Conditional cash transfer (CCTs) programmes became popular throughout Latin America during the 1990s and have since been launched in several other emerging and developing countries, generally without conditions. This paper compares the consolidated experience of CCTs in Latin America (LA) with a variety of models of cash transfers (CTs) in middle- and low- income countries in sub-Saharan Africa (SSA). It highlights how the different political and institutional conditions have influenced the specific models and trajectories of CT policies that have emerged in LA versus SSA.
Unlike cash transfers in Latin America that aim to reduce intergenerational transmission of poverty over the long term, programmes in SSA deal with short-term measures against poverty, involving guaranteed extra-money to cover the lack of minimum income and to support other basic needs. More recently, new CT programmes have been introduced as a result of food, financial and fuel crises in several sub-Saharan African countries. The AIDS crisis is another factor driving the expansion of CTs in SSA.
Literature on the impact evaluation of CCT and unconditional cash transfer programmes confirms their positive effect on the education, health and nutrition of the beneficiary children and their families in both LA and SSA. Critical issues that affect programmes in both LA and SSA, include: financial sustainability, administrative capacity, and social services provision.
Upper-middle-income countries in SSA have followed a model of social protection based on non-contributory pension schemes and child support grants, with a rationale that it provides support to poor households that have lost members of working age as a consequence of internal migration, family disruption and the spread of HIV/AIDS. Although Latin American countries have been making significant efforts toward solidarity-based social policies, they are far from reaching a comprehensive social protection system. The case of South Africa reveals that increasing the social protection budget is not sufficient to address structural causes of poverty, despite a rights-based rhetoric.
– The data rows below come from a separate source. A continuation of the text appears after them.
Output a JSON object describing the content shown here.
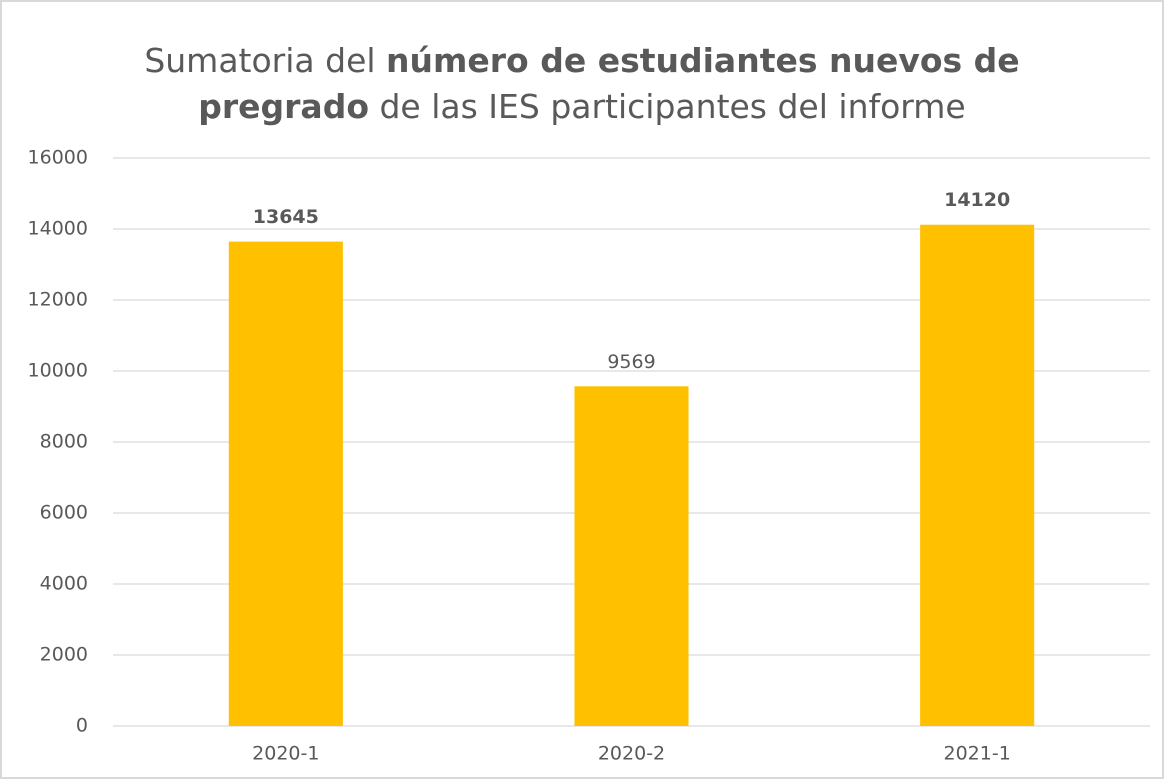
{
  "chart_data": {
    "type": "bar",
    "title": [
      [
        {
          "text": "Sumatoria del ",
          "bold": false
        },
        {
          "text": "número de estudiantes nuevos de",
          "bold": true
        }
      ],
      [
        {
          "text": "pregrado",
          "bold": true
        },
        {
          "text": " de las IES participantes del informe",
          "bold": false
        }
      ]
    ],
    "categories": [
      "2020-1",
      "2020-2",
      "2021-1"
    ],
    "values": [
      13645,
      9569,
      14120
    ],
    "value_labels_bold": [
      true,
      false,
      true
    ],
    "color": "#ffc000",
    "ylim": [
      0,
      16000
    ],
    "yticks": [
      0,
      2000,
      4000,
      6000,
      8000,
      10000,
      12000,
      14000,
      16000
    ],
    "grid": true
  }
}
CT programmes in lower-middle-income and low-income countries in SSA can be understood in three categories: large-scale emergency assistance, human capital focus and pilot projects. Rwanda’s Vision 2020 Umurenge Programme is a leading element of the country’s long-term poverty reduction strategy. Conversely, Malawi’s Mchinji Social Cash Transfer Pilot Scheme, based on a long-term view of poverty reduction, is the result of national and international interests. However, a lack of national resources and heavy dependence on donor funding constrain the ability for it to be scaled up.
International agencies and donors in low-income SSA countries often support small-scale, pilot CT projects but are fragmented and/or – both politically and financially – unsustainable in the long term. For example, Zambia’s pilot projects since 2005 have had very precarious institutional and financial arrangements and largely reflected the interests of donors.
The review notes that attention also needs to be given to empowering poor people (through social transfers relating to public works, ancillary services and training) and specific measures to improve employment and gender equality in the labour market. It recommends catalysing domestic interests towards a pro-poor agenda embedded in a broader debate on public policies. Further, it suggests that sponsoring the production and diffusion of reliable data and impact evaluation studies could be critical for technocratic rationale, and to help trigger a political process aimed at building nationally owned social protection systems.